Iggy broke the silence. “I can see the International Space Station too,” he said.
Seconds later, they all drew in their breaths as another flash exploded in the sky. “Must be a meteor shower,” Jeb speculated.
Dylan nodded. “Yep — yeah, I see one — no, two, three more coming! Look!”
Jeb slid the door open and took a step out onto the deck, fascinated.
“One,” he counted as they appeared several moments later. “Two, three.”
Gazzy gave a low whistle.
“Dylan,” Angel asked very quietly. “Can you see the future?”
Dylan paused. “I … I don’t know,” he answered. “I guess I just see really well.” He squinted. “And I hate to say this, Iggy, but … I actually can see the International Space Station.”
“Cool, man,” Iggy said. “Hey, by the way, can you spare one of your superhero eyeballs for me, Dyl?”
Dylan laughed. “All yours, Iggy.”
“If you can see so well, Dylan,” Angel asked curiously, “why didn’t you see those Erasers coming?”
For that, Dylan had no answer.
53
“THERE IS NO WAY those people aren’t genetically modified,” I said, taking another handful of popcorn. In the other city that never sleeps, we weren’t sleeping. In fact, we were at one of the Cirque du Soleils, watching some little Chinese girls fold themselves into knots while spinning plates on their feet and balancing balls on their heads.
“It’s completely unnatural,” Fang agreed.

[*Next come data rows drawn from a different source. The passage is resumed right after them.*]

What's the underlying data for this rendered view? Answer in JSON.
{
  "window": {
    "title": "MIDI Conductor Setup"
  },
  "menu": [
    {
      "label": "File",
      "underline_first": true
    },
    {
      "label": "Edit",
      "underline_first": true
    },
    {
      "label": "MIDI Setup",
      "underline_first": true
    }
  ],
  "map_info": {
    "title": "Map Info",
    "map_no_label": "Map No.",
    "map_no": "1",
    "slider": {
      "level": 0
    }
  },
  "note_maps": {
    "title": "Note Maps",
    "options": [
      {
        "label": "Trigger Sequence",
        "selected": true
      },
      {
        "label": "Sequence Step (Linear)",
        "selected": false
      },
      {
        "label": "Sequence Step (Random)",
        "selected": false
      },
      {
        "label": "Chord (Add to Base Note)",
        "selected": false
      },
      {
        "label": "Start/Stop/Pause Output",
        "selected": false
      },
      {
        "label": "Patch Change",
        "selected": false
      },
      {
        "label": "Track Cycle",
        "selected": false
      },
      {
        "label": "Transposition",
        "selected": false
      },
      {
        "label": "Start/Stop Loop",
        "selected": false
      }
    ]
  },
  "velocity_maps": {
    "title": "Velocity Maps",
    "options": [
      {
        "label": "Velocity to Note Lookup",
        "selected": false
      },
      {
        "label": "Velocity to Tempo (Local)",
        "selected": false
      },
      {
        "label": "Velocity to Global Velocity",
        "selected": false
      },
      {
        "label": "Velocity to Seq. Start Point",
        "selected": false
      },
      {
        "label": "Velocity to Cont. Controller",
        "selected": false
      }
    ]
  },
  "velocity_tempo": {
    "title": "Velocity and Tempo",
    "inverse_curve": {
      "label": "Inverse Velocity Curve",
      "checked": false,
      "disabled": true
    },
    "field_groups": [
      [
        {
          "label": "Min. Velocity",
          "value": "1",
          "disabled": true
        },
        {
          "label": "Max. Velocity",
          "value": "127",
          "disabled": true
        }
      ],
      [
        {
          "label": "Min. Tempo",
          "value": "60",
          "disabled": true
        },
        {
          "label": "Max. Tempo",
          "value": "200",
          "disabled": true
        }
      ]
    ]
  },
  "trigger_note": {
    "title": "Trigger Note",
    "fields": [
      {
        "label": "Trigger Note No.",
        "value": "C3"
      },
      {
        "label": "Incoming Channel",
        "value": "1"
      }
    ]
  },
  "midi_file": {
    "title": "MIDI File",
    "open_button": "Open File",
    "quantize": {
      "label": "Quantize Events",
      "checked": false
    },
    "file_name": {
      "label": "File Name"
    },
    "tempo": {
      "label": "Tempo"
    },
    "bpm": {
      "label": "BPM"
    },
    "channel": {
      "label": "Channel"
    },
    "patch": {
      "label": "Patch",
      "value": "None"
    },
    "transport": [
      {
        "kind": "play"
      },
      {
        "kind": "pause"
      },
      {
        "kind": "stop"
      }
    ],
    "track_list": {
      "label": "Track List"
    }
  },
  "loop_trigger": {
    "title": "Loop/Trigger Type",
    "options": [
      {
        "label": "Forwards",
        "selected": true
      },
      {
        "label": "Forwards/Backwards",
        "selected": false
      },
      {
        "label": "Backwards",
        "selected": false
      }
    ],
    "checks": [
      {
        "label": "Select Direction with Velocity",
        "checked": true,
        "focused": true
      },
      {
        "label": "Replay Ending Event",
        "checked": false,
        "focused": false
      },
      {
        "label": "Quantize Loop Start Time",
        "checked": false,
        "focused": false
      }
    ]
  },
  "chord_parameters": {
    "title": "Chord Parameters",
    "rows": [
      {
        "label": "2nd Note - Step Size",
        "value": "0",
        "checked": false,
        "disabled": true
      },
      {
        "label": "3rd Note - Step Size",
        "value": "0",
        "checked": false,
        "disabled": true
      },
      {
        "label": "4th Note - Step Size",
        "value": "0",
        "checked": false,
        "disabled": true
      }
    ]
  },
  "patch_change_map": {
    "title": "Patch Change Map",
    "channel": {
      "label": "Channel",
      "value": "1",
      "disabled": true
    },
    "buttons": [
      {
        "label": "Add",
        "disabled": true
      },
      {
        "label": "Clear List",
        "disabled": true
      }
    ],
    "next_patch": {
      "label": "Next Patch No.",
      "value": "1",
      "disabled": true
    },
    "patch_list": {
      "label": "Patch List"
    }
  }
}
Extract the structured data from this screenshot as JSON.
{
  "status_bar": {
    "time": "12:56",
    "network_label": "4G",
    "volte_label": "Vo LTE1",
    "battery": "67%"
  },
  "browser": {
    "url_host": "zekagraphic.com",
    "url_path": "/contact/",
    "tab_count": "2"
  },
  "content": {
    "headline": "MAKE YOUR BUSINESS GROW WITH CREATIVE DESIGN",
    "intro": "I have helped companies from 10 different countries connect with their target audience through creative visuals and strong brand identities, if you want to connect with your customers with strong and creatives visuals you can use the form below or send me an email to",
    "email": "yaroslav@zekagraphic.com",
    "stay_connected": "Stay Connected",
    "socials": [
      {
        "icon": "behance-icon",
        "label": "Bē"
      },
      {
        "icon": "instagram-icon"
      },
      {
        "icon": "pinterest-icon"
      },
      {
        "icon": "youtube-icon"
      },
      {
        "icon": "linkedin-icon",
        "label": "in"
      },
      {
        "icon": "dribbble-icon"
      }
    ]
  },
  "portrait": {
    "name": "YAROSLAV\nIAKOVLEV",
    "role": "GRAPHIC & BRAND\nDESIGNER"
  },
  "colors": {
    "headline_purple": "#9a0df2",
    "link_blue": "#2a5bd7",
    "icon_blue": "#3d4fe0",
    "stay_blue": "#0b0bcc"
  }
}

“So they’re mutants, they’re weird, and here they are, holding down jobs. There is hope after all.” I ate more popcorn, unable to tear my eyes aw
ay from people doing stuff that I just couldn’t believe they could do.
We’d just come from the MGM resort, where it had happened to be Cub Day — they’d had two super-cute lion cubs playing in a huge glassed-in area.
“Now, why couldn’t they have put just a smidge of lion DNA into our mix?” I’d asked. “That would be so cool.”
Fang had groaned. “That’s all we need. Another two percent of something else in our genes. Excellent.”
“Still, just a touch of lion — we’d be even stronger, faster,” I had said wistfully. “And more graceful.”
“You’re already strong, fast, and … somewhat graceful, sometimes,” Fang had said. “You want fuzzy ears?”
I had dropped the subject. But now, looking at act after act of inhumanly flexible and powerful humans, I almost wanted just a little touch of something else.
“I’m thinking those kids have extra vertebrae,” I whispered to Fang.
“Be happy with your ninety-eight-two-percent split,” he whispered back. “Next thing you know, you’ll be grafted with, like, DNA from an elephant seal. Or a bear. ‘Where’s Max? Oh, she’s hibernating,’ “ Fang said. I had just taken a sip of soda, and now my graceful self snorted it through my nose.
Max.
“What?” Oh. Voice. ’Ssup?
Get out of there now.
Without hesitation I got to my feet. Fang looked at me in surprise, saw the expression on my face, and immediately got up too. I did a fast scan and saw guards at each entrance, but they didn’t seem to be paying attention to us.